梅雨季一过,空气里那股黏糊劲儿还没散,气温就直往上蹿。树上的蝉鸣声也跟着闹了起来,一声接一声,跟谁较劲似的。你要是凑近了听,会发现这声音根本不是随便叫的,里头全是为了把另一半引来。会叫的都是公蝉,母蝉压根儿发不出声,是个十足的哑巴。公蝉肚子底下藏着一对像小鼓一样的发音膜,平时看着平平无奇,一到热天就高频震动,每秒能抖上百下,那尖锐的声响就是靠这俩“小鼓”硬震出来的。温度越高,肌肉收缩越快,振频也跟着往上走,所以大清早听见树梢上扯着嗓子喊,基本准是今天又得热透顶。你想想,整个夏天它就这么喊,其实就为了交配生孩子,完事儿没几个月就得撤。
别看地上趴着的成虫活得短,它们在地底下的日子可长着呢。刚孵化的小若虫长得跟米粒差不多,顺着新枝的缝隙扎进土里,就成了大家口口相传的知了猴。它们在黑漆漆的土壤里蛰伏,靠吮吸树根汁液熬日子,一睡就是三五年,有的甚至要蹲十七年才肯抬头。
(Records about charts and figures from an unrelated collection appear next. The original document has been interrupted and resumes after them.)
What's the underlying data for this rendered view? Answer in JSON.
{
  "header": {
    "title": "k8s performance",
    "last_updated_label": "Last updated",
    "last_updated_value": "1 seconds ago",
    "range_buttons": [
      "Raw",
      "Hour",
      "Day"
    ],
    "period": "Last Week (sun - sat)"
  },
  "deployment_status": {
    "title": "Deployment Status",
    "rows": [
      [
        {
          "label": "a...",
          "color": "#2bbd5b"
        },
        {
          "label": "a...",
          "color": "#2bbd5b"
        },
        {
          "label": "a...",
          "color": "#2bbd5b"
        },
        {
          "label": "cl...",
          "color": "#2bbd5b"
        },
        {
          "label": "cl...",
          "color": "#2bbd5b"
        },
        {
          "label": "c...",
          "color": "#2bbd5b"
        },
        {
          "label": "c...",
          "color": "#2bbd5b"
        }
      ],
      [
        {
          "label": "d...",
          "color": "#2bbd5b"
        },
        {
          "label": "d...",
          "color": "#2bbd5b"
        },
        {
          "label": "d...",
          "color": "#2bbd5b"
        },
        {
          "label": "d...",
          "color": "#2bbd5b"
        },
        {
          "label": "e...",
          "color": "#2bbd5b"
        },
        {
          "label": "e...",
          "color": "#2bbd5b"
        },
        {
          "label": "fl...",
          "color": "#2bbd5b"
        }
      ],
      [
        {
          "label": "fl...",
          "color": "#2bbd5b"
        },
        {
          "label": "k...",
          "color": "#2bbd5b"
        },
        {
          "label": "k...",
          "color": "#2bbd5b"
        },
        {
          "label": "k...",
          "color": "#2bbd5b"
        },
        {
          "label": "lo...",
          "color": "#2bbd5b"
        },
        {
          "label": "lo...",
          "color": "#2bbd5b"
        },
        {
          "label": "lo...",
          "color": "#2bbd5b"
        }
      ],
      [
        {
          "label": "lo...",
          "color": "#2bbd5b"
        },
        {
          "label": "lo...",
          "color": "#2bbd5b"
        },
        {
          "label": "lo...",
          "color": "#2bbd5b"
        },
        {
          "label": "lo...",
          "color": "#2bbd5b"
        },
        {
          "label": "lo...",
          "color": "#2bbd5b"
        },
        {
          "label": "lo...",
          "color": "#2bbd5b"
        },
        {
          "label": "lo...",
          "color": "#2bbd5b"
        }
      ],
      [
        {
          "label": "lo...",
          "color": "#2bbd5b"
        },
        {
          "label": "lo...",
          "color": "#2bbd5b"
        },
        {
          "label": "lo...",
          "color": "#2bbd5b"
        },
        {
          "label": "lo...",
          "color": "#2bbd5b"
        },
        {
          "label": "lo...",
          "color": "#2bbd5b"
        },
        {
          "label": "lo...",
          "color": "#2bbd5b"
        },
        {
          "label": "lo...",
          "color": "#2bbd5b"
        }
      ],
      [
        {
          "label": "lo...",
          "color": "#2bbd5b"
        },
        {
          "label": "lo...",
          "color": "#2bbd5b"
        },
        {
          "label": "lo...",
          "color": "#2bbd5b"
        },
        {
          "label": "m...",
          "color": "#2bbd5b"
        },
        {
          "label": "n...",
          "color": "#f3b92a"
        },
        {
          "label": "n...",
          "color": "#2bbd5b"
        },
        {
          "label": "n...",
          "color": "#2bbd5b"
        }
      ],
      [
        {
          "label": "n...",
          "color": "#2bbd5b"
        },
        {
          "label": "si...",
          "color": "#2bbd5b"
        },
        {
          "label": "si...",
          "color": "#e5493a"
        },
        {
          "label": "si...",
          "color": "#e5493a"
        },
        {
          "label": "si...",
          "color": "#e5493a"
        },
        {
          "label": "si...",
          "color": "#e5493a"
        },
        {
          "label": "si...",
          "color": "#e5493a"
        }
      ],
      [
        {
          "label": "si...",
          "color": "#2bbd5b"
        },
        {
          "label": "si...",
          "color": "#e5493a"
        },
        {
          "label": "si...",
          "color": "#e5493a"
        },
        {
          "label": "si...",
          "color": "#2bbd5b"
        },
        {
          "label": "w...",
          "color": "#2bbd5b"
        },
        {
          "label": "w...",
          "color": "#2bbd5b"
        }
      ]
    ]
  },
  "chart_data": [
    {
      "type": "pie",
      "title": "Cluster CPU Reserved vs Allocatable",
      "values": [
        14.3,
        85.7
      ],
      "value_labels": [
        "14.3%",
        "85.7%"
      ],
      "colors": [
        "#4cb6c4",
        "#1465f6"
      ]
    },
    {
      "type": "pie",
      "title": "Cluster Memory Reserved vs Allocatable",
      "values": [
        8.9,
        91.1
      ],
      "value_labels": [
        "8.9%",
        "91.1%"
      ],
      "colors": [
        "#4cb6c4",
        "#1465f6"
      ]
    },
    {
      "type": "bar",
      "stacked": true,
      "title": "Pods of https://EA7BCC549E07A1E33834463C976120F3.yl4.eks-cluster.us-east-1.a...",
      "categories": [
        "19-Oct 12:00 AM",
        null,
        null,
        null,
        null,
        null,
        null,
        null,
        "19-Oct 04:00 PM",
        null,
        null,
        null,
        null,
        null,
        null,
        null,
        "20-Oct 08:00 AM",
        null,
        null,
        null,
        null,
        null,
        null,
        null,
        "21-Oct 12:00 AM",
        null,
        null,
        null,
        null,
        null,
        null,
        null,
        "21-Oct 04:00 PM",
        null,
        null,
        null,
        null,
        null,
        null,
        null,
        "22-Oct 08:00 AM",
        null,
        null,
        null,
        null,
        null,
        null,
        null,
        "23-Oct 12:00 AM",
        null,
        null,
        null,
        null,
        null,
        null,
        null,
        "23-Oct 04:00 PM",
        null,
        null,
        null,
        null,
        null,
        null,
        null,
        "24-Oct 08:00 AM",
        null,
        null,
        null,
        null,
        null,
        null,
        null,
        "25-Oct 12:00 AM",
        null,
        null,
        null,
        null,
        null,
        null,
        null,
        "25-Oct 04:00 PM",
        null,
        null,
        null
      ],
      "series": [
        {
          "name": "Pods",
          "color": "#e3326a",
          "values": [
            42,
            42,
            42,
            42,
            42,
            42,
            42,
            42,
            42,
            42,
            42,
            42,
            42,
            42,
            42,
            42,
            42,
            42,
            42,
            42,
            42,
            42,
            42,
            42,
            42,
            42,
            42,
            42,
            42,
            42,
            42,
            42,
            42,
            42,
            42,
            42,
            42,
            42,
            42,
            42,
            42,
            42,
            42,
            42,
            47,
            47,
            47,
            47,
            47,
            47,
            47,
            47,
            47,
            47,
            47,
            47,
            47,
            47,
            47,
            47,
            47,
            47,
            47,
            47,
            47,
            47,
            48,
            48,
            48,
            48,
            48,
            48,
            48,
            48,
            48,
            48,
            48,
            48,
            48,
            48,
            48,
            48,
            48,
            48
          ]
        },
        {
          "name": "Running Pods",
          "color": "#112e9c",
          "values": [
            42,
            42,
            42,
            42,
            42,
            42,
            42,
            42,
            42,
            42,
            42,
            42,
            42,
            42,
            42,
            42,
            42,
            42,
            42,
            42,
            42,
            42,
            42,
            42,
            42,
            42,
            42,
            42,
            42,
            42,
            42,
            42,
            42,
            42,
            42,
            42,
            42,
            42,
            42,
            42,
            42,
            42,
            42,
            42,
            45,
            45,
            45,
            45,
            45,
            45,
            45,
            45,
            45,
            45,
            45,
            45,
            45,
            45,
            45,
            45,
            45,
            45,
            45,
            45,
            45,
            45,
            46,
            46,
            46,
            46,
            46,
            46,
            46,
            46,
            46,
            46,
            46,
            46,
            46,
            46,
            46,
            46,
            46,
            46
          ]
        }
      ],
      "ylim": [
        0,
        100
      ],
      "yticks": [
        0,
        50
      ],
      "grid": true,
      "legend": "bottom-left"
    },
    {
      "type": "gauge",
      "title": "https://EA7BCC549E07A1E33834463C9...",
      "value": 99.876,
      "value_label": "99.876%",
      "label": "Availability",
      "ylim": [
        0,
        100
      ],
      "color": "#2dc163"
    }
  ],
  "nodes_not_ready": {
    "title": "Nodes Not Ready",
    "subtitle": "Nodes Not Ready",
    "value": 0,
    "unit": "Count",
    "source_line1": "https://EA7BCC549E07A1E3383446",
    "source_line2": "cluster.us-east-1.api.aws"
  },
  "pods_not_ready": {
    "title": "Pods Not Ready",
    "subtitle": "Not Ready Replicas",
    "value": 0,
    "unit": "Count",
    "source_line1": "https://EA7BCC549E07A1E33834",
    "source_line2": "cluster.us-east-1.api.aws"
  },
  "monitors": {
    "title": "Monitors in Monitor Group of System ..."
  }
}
北美那种周期蝉,土里的账本算得门儿清,整整十七个春秋才集体破土。等老熟那天夜里,它们悄悄爬上树干,后背裂开一道缝,身子一点点往外抽,薄薄的空壳钉在树皮上,金铜色的新躯体就这么舒展出来。这时候的泥腥气混着蜕皮时细微的撕裂声,看着真像自然纪录片里放慢镜头的特写,光都跟着暗下来,只留着那点挣扎与重生的轮廓。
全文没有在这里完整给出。